3.1　均一多糖检测与分子量测定技术

多糖属于大分子物质，它的纯度不能用一般小分子化合物纯度的标准来测量和表示。多糖纯度所代表的是某一多糖类似链长的平均分布。经常使用的纯度检测方法有渗透压法、超速离心法、高效凝胶渗透色谱法、高压电泳法等。

3.1.1　渗透压法

利用膜渗透压法可以测定范围在10～500kDa的多糖的分子量，并且不需要多糖标准品。张俐娜等采用改良型Bruss膜渗透压计及动态法测定生漆多糖的分子量，并优化了实验条件^［5］。

3.1.2　超速离心法

超速离心法可以直接测定多糖的分子量，具有样品用量小、时间短、不需要标准品等优点。黄祥瑞等采用超速离心法对茯苓多糖和木瓜多糖的分子量进行了测定，茯苓多糖分子量为1.08×10⁵Da，木瓜多糖分子量为1.21×10³Da，并与黏度法测量结果比较，结果一致^［6］。

3.1.3　高效凝胶渗透色谱法

高效凝胶渗透色谱法（high performance gel permeation chromatography，HPGPC）具有快速、准确、分辨率高、重现性好、样品量小等优点。常用的检测器有示差折光检测器（refractive index detector，RID）和蒸发光散射检测器（evaporative light scattering detector，ELSD）。

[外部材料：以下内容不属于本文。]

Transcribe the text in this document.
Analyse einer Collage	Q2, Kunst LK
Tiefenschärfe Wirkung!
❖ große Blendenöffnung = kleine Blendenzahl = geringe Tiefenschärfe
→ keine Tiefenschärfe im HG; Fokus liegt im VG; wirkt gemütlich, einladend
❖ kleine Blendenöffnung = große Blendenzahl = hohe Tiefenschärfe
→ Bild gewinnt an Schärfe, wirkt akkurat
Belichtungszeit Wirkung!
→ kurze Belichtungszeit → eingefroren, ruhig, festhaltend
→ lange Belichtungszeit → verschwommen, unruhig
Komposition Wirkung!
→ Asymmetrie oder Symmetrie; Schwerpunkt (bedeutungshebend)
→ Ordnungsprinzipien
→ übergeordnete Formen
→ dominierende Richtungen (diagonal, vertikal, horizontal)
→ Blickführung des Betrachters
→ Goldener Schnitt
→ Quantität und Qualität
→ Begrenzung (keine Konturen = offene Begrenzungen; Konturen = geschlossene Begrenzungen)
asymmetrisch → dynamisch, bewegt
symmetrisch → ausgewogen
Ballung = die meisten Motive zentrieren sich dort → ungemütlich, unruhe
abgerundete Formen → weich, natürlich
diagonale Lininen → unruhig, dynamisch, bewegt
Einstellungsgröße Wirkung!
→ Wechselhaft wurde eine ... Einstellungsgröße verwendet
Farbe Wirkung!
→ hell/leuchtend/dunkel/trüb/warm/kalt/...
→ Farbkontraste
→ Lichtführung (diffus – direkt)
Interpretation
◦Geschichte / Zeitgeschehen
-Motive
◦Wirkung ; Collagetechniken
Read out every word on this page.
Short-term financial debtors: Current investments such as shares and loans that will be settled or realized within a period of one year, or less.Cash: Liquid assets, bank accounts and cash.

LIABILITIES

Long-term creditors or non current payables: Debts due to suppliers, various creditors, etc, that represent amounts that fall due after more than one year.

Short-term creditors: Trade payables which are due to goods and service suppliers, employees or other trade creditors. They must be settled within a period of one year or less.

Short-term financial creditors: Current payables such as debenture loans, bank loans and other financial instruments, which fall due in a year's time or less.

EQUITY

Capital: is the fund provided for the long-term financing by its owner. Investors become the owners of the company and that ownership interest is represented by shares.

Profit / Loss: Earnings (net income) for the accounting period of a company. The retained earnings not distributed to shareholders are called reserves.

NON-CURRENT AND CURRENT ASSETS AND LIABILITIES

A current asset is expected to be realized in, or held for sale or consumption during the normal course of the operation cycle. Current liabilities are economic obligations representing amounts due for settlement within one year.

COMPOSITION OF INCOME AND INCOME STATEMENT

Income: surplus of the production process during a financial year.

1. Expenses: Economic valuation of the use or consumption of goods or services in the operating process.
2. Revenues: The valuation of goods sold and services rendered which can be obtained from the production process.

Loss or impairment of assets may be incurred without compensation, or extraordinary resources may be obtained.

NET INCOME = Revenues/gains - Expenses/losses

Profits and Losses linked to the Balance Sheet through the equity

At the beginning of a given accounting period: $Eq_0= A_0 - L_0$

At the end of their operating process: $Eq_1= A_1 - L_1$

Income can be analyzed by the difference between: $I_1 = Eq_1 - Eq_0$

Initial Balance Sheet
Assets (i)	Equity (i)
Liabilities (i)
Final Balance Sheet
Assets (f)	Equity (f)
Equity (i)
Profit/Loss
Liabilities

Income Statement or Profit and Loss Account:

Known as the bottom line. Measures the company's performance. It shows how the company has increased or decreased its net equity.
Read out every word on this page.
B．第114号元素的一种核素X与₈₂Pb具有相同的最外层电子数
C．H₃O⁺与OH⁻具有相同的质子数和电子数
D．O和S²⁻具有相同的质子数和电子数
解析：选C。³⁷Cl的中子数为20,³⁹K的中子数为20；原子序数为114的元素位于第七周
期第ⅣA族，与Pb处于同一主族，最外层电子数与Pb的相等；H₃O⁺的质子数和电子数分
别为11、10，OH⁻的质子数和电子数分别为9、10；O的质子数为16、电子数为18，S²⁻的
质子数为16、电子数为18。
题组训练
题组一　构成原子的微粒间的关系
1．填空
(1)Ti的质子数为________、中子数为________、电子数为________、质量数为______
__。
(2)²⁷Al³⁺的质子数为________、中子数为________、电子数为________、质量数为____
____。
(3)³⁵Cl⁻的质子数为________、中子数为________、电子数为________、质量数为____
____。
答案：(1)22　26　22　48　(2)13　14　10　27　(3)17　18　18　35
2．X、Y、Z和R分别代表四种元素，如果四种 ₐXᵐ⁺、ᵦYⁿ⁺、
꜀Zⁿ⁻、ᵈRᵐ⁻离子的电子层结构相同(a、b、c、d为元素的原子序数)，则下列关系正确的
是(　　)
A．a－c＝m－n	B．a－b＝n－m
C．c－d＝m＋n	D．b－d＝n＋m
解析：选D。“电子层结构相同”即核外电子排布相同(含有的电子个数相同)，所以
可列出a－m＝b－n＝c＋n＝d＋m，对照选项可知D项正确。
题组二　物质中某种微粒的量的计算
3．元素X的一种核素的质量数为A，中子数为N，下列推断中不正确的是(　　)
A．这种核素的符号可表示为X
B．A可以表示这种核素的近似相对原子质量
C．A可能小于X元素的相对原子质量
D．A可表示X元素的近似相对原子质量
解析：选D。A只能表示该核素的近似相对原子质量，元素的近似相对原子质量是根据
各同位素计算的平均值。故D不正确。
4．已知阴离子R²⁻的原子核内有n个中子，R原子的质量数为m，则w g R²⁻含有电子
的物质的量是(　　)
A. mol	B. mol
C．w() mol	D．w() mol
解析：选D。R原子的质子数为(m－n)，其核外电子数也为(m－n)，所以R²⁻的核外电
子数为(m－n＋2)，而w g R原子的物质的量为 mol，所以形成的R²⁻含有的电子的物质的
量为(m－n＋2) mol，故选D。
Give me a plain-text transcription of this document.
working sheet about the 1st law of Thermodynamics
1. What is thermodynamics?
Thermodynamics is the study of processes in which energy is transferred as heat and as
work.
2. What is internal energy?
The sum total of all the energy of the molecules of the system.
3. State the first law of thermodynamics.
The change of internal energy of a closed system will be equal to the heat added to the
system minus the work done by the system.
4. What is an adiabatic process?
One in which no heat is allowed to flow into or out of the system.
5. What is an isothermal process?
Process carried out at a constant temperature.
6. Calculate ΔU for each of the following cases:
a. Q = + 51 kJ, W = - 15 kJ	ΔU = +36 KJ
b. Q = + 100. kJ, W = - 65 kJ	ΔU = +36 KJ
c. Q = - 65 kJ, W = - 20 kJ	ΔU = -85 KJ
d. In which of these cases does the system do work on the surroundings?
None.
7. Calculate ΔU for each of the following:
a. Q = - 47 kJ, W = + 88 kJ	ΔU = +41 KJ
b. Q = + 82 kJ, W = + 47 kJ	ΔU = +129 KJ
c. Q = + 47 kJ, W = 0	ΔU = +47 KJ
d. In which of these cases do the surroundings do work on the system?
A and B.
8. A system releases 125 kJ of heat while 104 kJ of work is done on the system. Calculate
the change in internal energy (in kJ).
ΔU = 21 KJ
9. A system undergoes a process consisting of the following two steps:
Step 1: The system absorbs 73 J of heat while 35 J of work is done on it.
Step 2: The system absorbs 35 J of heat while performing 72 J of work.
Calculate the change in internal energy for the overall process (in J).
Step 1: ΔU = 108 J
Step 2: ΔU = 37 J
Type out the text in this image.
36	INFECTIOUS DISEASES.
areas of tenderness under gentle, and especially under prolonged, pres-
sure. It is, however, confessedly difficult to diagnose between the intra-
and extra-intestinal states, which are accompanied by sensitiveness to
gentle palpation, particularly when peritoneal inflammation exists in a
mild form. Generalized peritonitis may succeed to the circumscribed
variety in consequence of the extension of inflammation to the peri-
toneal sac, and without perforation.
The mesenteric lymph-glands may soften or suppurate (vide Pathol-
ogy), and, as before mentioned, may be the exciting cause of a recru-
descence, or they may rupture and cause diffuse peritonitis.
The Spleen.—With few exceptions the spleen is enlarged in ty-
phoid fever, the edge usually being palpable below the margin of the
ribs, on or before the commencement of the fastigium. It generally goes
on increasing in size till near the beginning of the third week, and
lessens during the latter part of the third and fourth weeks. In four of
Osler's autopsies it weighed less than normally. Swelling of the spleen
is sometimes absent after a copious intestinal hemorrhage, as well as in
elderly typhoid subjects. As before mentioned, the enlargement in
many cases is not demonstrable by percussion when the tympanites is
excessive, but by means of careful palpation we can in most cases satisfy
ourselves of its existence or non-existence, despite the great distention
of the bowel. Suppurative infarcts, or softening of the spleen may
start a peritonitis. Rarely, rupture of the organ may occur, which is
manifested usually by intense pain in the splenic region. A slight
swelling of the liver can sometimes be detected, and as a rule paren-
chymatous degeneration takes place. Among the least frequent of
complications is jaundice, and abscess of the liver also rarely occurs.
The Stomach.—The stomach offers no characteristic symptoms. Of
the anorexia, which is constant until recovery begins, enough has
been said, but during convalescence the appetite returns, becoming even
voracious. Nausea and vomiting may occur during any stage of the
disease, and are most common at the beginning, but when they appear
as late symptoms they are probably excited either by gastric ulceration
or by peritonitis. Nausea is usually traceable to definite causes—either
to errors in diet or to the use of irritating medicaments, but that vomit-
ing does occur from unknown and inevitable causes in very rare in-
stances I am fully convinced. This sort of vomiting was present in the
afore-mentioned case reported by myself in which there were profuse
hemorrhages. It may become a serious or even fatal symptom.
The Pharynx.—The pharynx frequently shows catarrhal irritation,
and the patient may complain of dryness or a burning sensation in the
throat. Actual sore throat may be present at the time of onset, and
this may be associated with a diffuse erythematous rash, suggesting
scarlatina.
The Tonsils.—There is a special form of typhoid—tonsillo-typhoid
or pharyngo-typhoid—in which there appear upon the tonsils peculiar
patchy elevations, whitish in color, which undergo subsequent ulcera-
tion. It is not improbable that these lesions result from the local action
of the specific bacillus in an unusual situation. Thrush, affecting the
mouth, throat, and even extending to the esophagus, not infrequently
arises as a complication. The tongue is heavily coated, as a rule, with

杨翠娴等采用HPGPC法测定龙眼均一多糖的分子量，使用示差折光检测器，TSK G4000PWxl色谱柱，流速为0.5mL·min^-1，测得中性多糖LPS-N的分子量为13.8kDa，酸性多糖LPS-A1和LPS-A2的分子量分别为1328kDa和571kDa^［7］。徐从立等采用HPGPC-ELSD法测定商陆多糖的相对分子质量，使用TSK G2000SW色谱柱，流速为1.0mL·min^-1，漂移管温度40℃，气体（N₂）压力2.0×10⁵Pa，测定多糖的相对分子质量为76896Da^［8］。赖付绕等用HPGPC-RID测定水溶性毛豆均一多糖（MP1和MP2）的分子量，使用TSK G-5000 PW xL凝胶柱和Waters 2414 RID，流速为0.6mL·min^-1，洗脱剂为0.02mol·L^-1的KH₂PO₄溶液，毛豆均一多糖MP1和MP2的分子量分别为83000和45000Da^［1］。匡海学等选用HPGPC测定麻黄均一多糖（ESP-1）分子量，使用ELSD 2000检测器，Shodex sugar KS-805色谱柱，等度洗脱流速为0.5mL·min^-1，经测定为单一对称峰，分子量为1.4×10⁵Da^［9］。目前高效凝胶渗透色谱法是测定中药多糖分子量应用最普遍的方法^［10］。